19:25:38 <JAA> Datasets are separate from job outputs, it seems?
19:26:28 <Jake> I believe so
19:26:30 <JAA> But I imagine the datasets will be much larger.
19:32:12 <h2ibot> JustAnotherArchivist edited Deathwatch (+141, /* 2021 */ Add FloydHub): https://wiki.archiveteam.org/?diff=47009&oldid=47002
19:37:02 <Jake> script started. might be a bit.
20:00:02 <Ryz> Tumblr to take a page from Patreon to have Tumblr account posts that can only be accessed through money: https://cdn.discordapp.com/attachments/455120412460974104/868582804609458197/E68AvqbVcAI2FRt.png - https://cdn.discordapp.com/attachments/455120412460974104/868582834409984010/E68AzrMVgAEOLlE.png
20:02:38 <Jake> alright, FloydHub datasets, I got 35363216376832 bytes for total size, or around 35 terabytes.
20:03:53 <Jake> Will extract a full list of URLs to use later in a minute.
20:04:36 <Ryz> https://techcrunch.com/2021/07/21/tumblr-debuts-post-a-subscription-service-for-gen-z-creators/ - https://techcrunch.com/2021/07/22/tumblr-community-lash-out-post-plus-subscription/
20:15:13 <JAA> 35 TB doesn't sound too bad. I wonder how much duplication there is.
20:15:23 <jamesp> Wow...the videos are still up!
20:15:28 <JAA> Dude...
20:16:15 <jamesp> sorry wrong channel
20:17:23 <Jake> I also used totalSizeBytes rather than latestSizeBytes so that might count however many versions exist, most seem to have one version, though. I'll do another run with latest as well.
21:01:13 <VerifiedJ> Looks likes there is a fair bit of duplication. there are ~1K forks(?) of dog-breed-images dataset. A version of that dataset is 700MB.

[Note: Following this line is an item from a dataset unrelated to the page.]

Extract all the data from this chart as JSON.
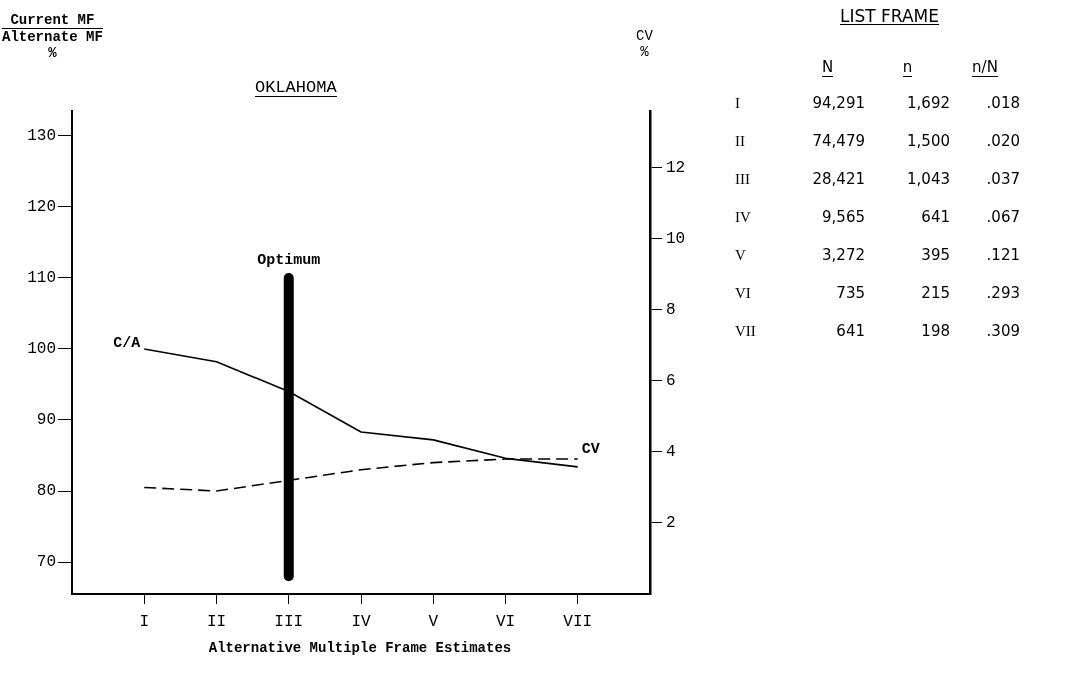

21:01:41 <VerifiedJ> lists of users, datasets and projects https://verifiedjoseph.com/archiveteam/website-discovery/floydhub.com/
21:07:47 <Jake> beat me to it! :-)
21:08:12 <Jake> total size with just the latest version is 29575463216128 or 29TB.
21:10:04 <Jake> my version: https://transfer.archivete.am/c9djz/dataset_ids as well as all of the JSON from the datasets: https://transfer.archivete.am/TID3N/dataset_full_json
21:24:28 <JAA> There's obviously no good way to detect duplicates just from this, but summing up unique latestSizeBytes over 1 GiB gives 8.2 TiB.
21:25:51 <JAA> Well, all datasets over 1 GiB are 8.5 TiB though, so I guess there's not too much duplication, maybe.
21:29:26 <jamesp> I checked the tracker and I don't see it moving. What's happening
21:30:47 <JAA> jamesp: Still the wrong channel.
21:31:06 <jamesp> oops. I keep forgetting
23:45:55 <WarHawk80> hello can't rsync my warrior anymore
23:46:05 <WarHawk80> im getting this from my client
23:46:24 <JAA> It's being worked on.
23:47:12 <WarHawk80> ah ok...cool...wasn't sure if I borked something up
23:47:25 <WarHawk80> thanks...I'll leave it running then
23:47:26 <WarHawk80> thanks
23:49:06 <WarHawk80> cool looks like it's working now...port changed on the rsync...nice!  Thanks alot!